The situation today is fluid. A temporary ceasefire is in place between Damascus and the SDF, though its duration is uncertain. Statements by al-Sharaa about recognition of Kurdish rights suggest that Damascus may consider some form of limited autonomy for Kurdish-majority areas. Commitments to recognize Kurdish as a national language or to allow its use as an elective language in education mark a departure in Damascus from earlier denialist policies. Yet these measures fall short of recognizing Kurds as a political community or granting constitutionally protected collective rights. In the absence of a constitutional framework, such concessions remain discretionary and reversible. Moreover, cultural recognition should not be conflated with political autonomy: accepting Kurdish as national language alongside Arabic does not imply recognition of Kurds as a constituent group within the state. Even with the most liberal approach to Kurdish rights from Damascus, any political arrangement for the Kurds would be significantly smaller in scope and substance than the previous de facto autonomous administration.
The decisive variable in these negotiations is not the balance of forces on the ground, but continued US mediation. As long as the Trump administration chooses to actively underwrite the negotiation process, a narrowly circumscribed, fragile arrangement may endure. Should US mediation weaken or end, the prospects for the PYD’s political and military survival will diminish sharply. In this sense, the future of self-rule in the northeast is less a function of negotiations with Damascus than of external willingness to impose constraints on centralization.

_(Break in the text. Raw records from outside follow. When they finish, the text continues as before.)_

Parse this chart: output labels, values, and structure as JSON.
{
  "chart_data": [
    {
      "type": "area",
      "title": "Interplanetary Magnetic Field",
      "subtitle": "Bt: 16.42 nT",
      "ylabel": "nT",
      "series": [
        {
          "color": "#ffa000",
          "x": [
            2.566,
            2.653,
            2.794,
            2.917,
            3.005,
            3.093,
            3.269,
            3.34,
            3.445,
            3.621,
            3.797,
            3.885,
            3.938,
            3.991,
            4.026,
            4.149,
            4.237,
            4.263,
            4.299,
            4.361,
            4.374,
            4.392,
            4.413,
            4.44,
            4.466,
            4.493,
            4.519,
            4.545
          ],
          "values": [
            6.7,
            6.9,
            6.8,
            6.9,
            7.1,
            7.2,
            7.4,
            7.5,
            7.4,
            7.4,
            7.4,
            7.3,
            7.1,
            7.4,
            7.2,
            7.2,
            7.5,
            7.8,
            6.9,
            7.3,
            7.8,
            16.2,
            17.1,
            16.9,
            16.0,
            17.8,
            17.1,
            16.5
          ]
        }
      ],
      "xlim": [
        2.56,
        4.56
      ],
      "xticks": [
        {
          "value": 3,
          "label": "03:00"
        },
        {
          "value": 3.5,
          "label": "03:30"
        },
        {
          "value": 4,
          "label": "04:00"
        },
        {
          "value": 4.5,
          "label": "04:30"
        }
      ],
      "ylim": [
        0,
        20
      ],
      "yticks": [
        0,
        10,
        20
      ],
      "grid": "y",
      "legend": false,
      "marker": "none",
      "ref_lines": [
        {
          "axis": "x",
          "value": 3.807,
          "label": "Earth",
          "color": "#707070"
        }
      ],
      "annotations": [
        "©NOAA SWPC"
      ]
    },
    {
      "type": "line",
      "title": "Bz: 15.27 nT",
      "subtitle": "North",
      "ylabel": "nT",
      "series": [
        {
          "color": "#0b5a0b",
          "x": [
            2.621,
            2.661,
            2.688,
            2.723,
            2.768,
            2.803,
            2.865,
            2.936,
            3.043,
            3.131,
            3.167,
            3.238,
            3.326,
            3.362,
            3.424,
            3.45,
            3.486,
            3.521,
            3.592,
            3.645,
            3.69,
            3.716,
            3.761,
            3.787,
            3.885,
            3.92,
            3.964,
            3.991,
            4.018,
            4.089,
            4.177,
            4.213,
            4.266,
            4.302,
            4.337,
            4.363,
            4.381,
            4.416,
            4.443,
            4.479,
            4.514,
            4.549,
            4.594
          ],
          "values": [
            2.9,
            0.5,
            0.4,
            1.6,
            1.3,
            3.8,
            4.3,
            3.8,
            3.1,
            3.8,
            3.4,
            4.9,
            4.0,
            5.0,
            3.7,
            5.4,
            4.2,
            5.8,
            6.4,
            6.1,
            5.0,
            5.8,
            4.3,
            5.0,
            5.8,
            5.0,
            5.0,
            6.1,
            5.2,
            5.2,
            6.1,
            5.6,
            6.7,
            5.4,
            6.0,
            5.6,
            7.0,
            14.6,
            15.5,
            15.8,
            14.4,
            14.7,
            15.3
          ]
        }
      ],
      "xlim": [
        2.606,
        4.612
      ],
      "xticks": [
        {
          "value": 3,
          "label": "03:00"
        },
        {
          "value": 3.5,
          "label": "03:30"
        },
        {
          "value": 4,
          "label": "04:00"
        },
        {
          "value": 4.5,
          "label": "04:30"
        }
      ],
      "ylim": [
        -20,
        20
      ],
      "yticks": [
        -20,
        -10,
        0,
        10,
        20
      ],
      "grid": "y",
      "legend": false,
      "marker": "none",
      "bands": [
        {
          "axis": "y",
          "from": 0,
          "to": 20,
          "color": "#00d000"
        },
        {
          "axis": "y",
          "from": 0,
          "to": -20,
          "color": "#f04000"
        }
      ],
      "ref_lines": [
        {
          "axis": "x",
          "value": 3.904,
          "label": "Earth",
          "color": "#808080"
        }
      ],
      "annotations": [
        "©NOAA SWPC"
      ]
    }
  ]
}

Conclusion: Autonomy as an Exception, Centralization as a Rule
Recent developments point to a clear conclusion. The “new Syria” is taking shape not through inclusive negotiation or durable decentralization, but through the reassertion of central authority operating within externally defined boundaries. From Aleppo’s Kurdish neighborhoods to the northeastern autonomous administration, local governance experiments have either collapsed or been reduced to narrow exceptions. What determines their fate is not internal power-sharing but the presence or absence of external protection.
The contrasting experiences of Syria’s regions clarify this logic. Lacking any credible external patron, coastal Alawis have few prospects of autonomy or communal rights. In al-Suwayda, Druze may effectively retain limited self-rule because of Israeli deterrence. In the northeast, the PYD’s political project has been compressed into a far more precarious space as the United States has turned to the national army as its main partner in the fight against the so-called Islamic State. In each case, identity and organization matter less than access to foreign patronage.
This framework has profound implications for Syria’s political future. Minority protection, local self-rule, and pluralism are not primarily domestic questions but are shaped by international bargaining priorities. Autonomy in this system is neither a constitutional right nor a durable institutional arrangement. It is a revocable privilege, granted when external powers find it useful and withdrawn when their priorities shift. As long as this dynamic endures, Syria’s post-war order will reflect external accommodation more than internal reconciliation. For political actors in Syria, survival is less a matter of domestic negotiation than of securing—and retaining—foreign backing.
The views expressed in this publication are the author’s own and do not necessarily reflect the position of Arab Center Washington DC, its staff, or its Board of Directors.